Glenn Morton (grmorton@waymark.net)
Wed, 05 Nov 1997 22:03:52 -0600

Hi Art,

At 11:24 AM 11/5/97 -0800, Arthur V. Chadwick wrote:
>At 11:10 PM 11/4/97 -0600, Glenn wrote:
>
>
>>Give each layer 1 day for recolonization of burrowers the
>>deposit would require 41 years. Haymond bed 1300 m thick entire
>>column 5000 m thick. Deposit by Noah flood 1300/5000*326=95 days
>>this means 157 couplets / day. with burrows.
>>
>>I don't think you can re-colonize in one day. Allen, how do you explain
>>this? And I can get you more.
>
>Burrowing organisms will recolonize as fast as necessary to prevent
>suffocation. If sediment load is high, the burrowers will burrow fast..
>Defining recolonization as opposed to escape burrows is subjective, and
>would be somewhat defined by the nature (but not necessarily by the amount)
>of burrowing. In other words, I do not view the argument as compelling in
>the sense that you intend it to be. A continuous sediment load would
>require continuous burrowing by the infauna.

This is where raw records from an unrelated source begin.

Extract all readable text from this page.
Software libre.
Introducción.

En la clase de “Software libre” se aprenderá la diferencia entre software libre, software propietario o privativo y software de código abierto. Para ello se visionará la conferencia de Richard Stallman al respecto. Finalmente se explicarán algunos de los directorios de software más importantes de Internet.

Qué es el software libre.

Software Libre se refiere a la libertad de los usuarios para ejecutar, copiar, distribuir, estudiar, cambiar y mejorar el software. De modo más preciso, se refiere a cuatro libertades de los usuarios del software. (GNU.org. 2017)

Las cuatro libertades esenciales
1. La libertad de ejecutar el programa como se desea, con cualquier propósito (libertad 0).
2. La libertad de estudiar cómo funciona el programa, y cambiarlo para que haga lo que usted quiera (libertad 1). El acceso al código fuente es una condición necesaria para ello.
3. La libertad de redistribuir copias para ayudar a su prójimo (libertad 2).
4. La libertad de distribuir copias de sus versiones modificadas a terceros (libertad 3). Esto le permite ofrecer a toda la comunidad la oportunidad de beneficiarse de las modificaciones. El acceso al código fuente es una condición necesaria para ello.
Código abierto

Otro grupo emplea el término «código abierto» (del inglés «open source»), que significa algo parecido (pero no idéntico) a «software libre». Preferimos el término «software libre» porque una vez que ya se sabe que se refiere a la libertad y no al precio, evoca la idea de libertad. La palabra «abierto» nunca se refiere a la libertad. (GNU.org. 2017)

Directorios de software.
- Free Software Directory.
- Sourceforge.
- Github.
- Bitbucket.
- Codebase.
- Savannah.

We know that the burrows were filled in from the sand above them. Thus the
burrow was open when the sand was deposited on top of the shale. Surely
some of the animals would be killed, leaving fewer animals to recolonize.
Yet we find burrows as numerous at the top as at the bottom.

Remember that the Haymond formation was being deposited at a rate of 1300
feet/95 days=13.6 feet per day. There were also 157 layers with burrows
deposited every day.(15000 layers with burrows/95 days) What this means is
that these animals would have to dig 157 burrows per day only to have them
filled with sand and then recolonize. At 157 burrows per day the animal had
to dig a new burrow every ten minutes. When did he eat?